The sixth model (RLCKγ) is the combination of the fourth and the fifth model, incorporating both asymmetrical learning and choice kernel. This model included a learning rate, an asymmetric learning scalar, a choice kernel, and an inverse temperature parameter.
Results
Aged-matched adult male and female wild-type mice (n = 32, 16 males and 16 females, strain B6129SF1/J) were trained to perform a restless two-armed spatial bandit task in touchscreen operant chambers (Fig. 1A). In this task, animals were presented with two identical visual targets (squares) on the left and right side of the screen during each trial. They indicated their choices by nose poking at one of the two target locations, each of which provided some probability of reward that changed independently and randomly over time (Fig. 1B). The dynamic reward contingency of this task naturally encourages the animal to balance between exploiting a favorable option when it is found and exploring to gain information about potential better alternatives. This task has been employed in rodents and primates as well as human subjects to understand learning and exploration and have successfully revealed divergent exploration strategies (Ebitz et al., 2018; Grossman et al., 2020; Chen et al., 2021b). In this study, we adopted this task to understand the modulatory effect of catecholamine receptor activity on the transition between exploration and exploitation.
Figure 1-1
Average correct performance and response time across sessions. A) Average probability of choosing the best choice at any given trial (correct performance) across sessions under flupenthixol (FLU)/vehicle and apomorphine (APO)/vehicle. B) Average probability of choosing the best choice at any given trial (correct performance) across sessions under propranolol (PRO)/vehicle and isoproterenol (ISP)/vehicle. C) Average response time across sessions under flupenthixol (FLU)/vehicle and apomorphine (APO)/vehicle.
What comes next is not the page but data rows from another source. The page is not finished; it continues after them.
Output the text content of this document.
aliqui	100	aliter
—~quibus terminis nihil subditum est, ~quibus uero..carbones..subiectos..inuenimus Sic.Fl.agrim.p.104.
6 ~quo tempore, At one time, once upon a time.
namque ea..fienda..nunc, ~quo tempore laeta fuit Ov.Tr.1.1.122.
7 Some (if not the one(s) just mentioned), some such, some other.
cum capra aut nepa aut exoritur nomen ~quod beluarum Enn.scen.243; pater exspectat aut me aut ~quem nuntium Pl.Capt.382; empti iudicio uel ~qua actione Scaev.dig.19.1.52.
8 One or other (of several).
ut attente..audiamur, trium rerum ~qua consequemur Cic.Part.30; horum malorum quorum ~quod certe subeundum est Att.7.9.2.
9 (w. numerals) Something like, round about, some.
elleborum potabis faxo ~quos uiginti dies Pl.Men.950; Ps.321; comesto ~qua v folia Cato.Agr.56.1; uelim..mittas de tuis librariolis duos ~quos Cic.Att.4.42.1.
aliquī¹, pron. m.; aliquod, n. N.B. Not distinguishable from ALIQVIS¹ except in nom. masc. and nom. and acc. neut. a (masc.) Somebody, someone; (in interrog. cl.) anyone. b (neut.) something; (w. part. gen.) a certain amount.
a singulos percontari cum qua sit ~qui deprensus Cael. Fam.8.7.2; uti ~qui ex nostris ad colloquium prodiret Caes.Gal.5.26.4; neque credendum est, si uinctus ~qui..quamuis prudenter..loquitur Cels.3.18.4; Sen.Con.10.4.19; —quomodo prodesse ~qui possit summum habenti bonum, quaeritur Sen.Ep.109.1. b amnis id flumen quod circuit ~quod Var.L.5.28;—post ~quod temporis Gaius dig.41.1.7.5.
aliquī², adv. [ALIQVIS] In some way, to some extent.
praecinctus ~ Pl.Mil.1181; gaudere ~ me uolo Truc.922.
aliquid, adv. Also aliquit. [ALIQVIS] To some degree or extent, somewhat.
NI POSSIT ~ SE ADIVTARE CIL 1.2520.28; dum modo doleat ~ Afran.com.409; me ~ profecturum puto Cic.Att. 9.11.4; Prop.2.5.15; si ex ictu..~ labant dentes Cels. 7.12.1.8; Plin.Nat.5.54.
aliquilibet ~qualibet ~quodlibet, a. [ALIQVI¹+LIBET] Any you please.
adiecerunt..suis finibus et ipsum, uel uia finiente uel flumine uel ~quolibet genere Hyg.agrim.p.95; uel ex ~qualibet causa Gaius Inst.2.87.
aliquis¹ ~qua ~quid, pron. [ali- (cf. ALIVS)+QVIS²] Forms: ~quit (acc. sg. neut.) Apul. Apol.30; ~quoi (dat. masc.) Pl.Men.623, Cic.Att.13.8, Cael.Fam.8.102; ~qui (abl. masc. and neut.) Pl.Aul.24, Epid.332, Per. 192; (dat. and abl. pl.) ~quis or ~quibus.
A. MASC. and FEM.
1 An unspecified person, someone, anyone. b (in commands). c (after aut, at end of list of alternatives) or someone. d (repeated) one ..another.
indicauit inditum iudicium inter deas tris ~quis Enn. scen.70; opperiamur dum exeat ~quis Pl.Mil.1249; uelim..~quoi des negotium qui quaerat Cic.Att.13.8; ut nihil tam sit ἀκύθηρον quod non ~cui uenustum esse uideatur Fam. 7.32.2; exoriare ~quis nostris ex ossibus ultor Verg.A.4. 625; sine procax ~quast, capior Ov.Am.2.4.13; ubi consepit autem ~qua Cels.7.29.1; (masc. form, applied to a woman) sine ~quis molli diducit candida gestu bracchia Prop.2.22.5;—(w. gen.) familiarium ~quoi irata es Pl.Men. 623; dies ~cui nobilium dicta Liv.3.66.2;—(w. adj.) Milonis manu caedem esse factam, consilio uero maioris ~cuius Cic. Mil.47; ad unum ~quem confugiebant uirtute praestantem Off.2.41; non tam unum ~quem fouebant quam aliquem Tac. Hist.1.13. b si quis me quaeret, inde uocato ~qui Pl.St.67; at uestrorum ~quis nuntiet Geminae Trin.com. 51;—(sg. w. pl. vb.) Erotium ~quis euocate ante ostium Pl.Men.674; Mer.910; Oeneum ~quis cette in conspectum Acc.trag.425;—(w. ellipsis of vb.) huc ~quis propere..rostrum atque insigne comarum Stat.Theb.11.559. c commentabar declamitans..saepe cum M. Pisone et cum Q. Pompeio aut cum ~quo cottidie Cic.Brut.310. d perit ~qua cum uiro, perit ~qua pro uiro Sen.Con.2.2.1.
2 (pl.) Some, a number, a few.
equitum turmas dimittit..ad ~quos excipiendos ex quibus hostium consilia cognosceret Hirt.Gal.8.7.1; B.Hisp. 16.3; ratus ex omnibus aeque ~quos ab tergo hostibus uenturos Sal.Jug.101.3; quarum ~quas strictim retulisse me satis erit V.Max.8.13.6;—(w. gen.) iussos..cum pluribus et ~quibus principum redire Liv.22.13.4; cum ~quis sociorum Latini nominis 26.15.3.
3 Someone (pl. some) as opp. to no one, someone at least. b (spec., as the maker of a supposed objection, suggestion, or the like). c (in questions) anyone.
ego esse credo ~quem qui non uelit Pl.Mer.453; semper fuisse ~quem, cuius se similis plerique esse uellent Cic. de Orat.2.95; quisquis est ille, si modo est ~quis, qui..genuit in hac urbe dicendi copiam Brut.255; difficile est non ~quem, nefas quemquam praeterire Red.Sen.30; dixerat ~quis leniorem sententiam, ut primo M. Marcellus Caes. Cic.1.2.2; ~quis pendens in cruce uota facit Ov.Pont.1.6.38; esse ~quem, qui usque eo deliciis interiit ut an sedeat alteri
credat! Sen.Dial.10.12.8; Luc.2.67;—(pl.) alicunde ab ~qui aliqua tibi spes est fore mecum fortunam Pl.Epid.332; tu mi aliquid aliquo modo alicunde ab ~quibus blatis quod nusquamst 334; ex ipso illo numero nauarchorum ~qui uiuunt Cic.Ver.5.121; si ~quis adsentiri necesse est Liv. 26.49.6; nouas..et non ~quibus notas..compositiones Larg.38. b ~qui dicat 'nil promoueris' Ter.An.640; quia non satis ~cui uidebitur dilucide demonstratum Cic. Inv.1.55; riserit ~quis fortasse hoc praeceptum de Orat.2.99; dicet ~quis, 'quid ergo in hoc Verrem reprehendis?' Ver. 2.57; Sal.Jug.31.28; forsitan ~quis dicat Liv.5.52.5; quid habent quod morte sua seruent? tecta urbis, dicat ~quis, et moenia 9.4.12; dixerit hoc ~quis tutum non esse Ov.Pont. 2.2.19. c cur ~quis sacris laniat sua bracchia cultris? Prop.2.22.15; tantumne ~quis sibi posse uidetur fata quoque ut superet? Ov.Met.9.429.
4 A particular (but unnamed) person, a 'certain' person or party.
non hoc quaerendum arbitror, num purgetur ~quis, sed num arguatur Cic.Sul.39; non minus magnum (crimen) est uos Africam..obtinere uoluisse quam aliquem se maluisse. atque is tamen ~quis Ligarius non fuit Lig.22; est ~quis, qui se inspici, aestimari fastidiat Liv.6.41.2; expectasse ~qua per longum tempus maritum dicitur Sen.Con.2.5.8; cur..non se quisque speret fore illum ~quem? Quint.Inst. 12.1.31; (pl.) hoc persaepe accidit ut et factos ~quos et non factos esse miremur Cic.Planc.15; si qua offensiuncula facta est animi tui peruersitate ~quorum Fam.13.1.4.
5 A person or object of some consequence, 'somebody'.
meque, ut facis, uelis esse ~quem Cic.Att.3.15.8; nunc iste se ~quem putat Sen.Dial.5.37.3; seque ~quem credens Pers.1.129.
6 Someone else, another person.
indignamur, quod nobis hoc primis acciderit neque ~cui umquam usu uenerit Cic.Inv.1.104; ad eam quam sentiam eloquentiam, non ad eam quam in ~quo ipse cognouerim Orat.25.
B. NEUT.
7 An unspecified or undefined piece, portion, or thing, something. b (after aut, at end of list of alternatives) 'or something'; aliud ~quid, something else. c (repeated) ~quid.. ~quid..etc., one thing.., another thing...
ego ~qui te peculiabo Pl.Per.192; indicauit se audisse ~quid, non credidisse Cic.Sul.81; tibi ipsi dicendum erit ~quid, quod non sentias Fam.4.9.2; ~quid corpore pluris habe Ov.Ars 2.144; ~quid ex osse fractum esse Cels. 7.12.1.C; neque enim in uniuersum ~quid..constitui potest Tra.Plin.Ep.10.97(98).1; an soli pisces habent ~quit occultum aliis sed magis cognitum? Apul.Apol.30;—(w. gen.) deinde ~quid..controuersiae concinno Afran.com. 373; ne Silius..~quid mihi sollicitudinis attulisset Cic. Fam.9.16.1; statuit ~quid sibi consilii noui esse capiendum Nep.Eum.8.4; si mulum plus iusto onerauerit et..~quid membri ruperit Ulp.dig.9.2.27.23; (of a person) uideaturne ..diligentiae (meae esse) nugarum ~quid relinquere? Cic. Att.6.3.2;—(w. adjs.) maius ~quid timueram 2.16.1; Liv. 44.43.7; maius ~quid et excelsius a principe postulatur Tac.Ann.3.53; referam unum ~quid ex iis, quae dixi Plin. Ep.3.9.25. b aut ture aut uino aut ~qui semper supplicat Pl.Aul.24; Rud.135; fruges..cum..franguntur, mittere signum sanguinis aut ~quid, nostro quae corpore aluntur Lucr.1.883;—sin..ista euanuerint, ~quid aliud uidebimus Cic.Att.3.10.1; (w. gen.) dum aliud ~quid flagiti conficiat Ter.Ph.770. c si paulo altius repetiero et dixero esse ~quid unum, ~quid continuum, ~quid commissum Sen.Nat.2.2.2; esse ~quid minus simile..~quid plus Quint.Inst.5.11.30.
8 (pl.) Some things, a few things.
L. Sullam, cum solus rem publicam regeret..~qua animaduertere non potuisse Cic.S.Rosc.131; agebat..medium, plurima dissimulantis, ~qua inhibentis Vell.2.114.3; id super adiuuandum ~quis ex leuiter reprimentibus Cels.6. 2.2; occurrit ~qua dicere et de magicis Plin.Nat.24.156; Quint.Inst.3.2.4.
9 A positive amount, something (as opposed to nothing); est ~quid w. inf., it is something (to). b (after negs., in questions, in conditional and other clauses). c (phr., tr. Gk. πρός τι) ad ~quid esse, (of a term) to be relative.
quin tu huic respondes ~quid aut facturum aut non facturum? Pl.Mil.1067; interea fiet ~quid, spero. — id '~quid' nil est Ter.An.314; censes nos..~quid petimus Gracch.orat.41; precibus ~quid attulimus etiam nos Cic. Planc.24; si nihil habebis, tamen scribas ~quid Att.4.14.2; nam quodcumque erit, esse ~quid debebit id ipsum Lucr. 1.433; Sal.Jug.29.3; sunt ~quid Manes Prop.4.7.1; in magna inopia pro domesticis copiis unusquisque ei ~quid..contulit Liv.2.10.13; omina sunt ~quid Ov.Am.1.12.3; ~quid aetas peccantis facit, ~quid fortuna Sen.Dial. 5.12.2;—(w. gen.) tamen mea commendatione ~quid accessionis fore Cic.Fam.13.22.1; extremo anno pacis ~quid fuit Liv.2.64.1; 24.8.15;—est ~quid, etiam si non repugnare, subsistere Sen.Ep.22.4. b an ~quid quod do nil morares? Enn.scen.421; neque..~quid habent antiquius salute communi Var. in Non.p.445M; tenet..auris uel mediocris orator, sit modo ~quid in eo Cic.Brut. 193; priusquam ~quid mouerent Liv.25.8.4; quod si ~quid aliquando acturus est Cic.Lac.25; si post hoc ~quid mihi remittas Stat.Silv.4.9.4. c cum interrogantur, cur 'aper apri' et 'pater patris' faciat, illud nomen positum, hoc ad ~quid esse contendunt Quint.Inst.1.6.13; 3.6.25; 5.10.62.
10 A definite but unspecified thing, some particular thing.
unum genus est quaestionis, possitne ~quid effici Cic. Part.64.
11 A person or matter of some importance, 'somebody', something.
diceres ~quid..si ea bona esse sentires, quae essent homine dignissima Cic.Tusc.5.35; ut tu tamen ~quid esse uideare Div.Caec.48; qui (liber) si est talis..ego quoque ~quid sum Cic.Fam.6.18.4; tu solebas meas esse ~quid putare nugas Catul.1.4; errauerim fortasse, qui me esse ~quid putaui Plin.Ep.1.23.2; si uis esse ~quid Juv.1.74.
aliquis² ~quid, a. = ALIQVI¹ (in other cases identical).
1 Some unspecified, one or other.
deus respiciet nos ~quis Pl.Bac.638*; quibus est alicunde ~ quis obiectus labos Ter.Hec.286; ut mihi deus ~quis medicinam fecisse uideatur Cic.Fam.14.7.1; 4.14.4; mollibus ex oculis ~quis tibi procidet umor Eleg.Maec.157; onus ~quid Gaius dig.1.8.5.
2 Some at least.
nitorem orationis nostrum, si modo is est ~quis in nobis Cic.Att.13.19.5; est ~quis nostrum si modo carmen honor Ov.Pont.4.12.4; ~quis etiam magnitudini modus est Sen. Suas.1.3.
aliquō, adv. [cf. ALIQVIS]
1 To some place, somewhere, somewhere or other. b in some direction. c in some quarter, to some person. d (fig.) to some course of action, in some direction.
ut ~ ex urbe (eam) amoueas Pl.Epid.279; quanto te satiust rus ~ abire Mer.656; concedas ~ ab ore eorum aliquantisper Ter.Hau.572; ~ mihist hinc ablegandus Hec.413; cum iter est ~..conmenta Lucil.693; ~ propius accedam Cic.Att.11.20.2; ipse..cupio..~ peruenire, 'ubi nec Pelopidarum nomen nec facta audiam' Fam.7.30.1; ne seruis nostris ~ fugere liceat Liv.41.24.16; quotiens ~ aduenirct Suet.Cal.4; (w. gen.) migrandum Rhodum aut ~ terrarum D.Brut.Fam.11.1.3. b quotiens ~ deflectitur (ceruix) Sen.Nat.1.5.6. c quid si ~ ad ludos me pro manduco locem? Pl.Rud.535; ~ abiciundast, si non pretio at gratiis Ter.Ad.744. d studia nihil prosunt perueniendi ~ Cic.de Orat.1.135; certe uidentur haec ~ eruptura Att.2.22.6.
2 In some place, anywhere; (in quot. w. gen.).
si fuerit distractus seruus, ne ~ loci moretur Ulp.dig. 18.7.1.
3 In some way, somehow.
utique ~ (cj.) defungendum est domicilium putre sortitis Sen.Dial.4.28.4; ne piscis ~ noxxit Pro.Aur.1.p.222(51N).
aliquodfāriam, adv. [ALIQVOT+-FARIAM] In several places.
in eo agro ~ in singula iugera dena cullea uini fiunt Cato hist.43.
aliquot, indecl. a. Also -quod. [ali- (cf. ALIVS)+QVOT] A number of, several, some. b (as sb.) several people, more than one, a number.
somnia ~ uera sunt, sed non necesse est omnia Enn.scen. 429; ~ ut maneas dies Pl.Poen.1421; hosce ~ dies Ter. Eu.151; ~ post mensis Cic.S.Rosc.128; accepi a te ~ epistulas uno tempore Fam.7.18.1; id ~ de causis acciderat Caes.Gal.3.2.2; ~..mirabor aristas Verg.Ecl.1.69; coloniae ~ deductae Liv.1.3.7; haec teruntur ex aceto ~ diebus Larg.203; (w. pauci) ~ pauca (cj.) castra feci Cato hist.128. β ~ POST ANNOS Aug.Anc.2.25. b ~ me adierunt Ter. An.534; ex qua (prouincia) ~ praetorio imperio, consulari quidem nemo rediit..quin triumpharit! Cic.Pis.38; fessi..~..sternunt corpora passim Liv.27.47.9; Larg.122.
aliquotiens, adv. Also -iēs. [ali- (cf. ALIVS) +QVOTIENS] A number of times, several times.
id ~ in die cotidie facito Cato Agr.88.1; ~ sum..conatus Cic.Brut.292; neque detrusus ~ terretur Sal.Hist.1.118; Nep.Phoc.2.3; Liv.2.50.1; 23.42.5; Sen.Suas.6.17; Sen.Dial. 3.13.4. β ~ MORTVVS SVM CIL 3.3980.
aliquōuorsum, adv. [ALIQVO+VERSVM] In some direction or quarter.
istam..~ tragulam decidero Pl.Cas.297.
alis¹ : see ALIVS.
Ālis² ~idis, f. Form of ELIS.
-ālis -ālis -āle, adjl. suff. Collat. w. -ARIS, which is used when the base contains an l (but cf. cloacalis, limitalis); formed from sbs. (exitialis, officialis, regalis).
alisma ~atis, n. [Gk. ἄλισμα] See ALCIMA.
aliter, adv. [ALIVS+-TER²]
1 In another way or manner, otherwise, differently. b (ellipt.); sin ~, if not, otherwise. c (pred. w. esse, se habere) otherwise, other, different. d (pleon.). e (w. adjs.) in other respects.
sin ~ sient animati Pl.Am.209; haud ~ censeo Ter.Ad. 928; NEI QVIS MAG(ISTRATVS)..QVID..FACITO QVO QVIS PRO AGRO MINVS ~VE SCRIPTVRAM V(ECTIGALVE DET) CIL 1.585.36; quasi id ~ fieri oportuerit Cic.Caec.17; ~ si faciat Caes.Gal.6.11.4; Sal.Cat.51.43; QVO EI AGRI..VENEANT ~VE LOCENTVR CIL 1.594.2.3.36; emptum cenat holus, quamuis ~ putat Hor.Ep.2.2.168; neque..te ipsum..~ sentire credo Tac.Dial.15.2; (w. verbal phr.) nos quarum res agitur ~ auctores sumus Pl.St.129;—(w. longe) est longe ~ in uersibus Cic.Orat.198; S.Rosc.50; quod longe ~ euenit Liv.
D) Average response time across sessions under propranolol (PRO)/vehicle and isoproterenol (ISP)/vehicle. Graphs depict mean ± SEM across animals. Download Figure 1-1, TIF file.
Figure 1-2
Changes in task performance, response time and level of exploration within sessions across 30-minute time bins. A) Average probability of choosing the best choice at any given trial (highest payoff choice) within sessions across 30-minute time bins under flupenthixol (FLU)/vehicle and apomorphine (APO)/vehicle. B) Average probability of choosing the best choice at any given trial (highest payoff choice) within sessions across 30-minute time bins under propranolol (PRO)/vehicle and isoproterenol (ISP)/vehicle. C) Average response time within sessions across 30-minute time bins under flupenthixol (FLU)/vehicle and apomorphine (APO)/vehicle. D) Average response time within sessions across 30-minute time bins under propranolol (PRO)/vehicle and isoproterenol (ISP)/vehicle. E) Average probability of exploration inferred from Hidden Markov model (HMM) within sessions across 30-minute time bins under flupenthixol (FLU)/vehicle and apomorphine (APO)/vehicle. F) Average probability of exploration inferred from Hidden Markov model (HMM) within sessions across 30-minute time bins under propranolol (PRO)/vehicle and isoproterenol (ISP)/vehicle. Graphs depict mean ± SEM across animals. Download Figure 1-2, TIF file.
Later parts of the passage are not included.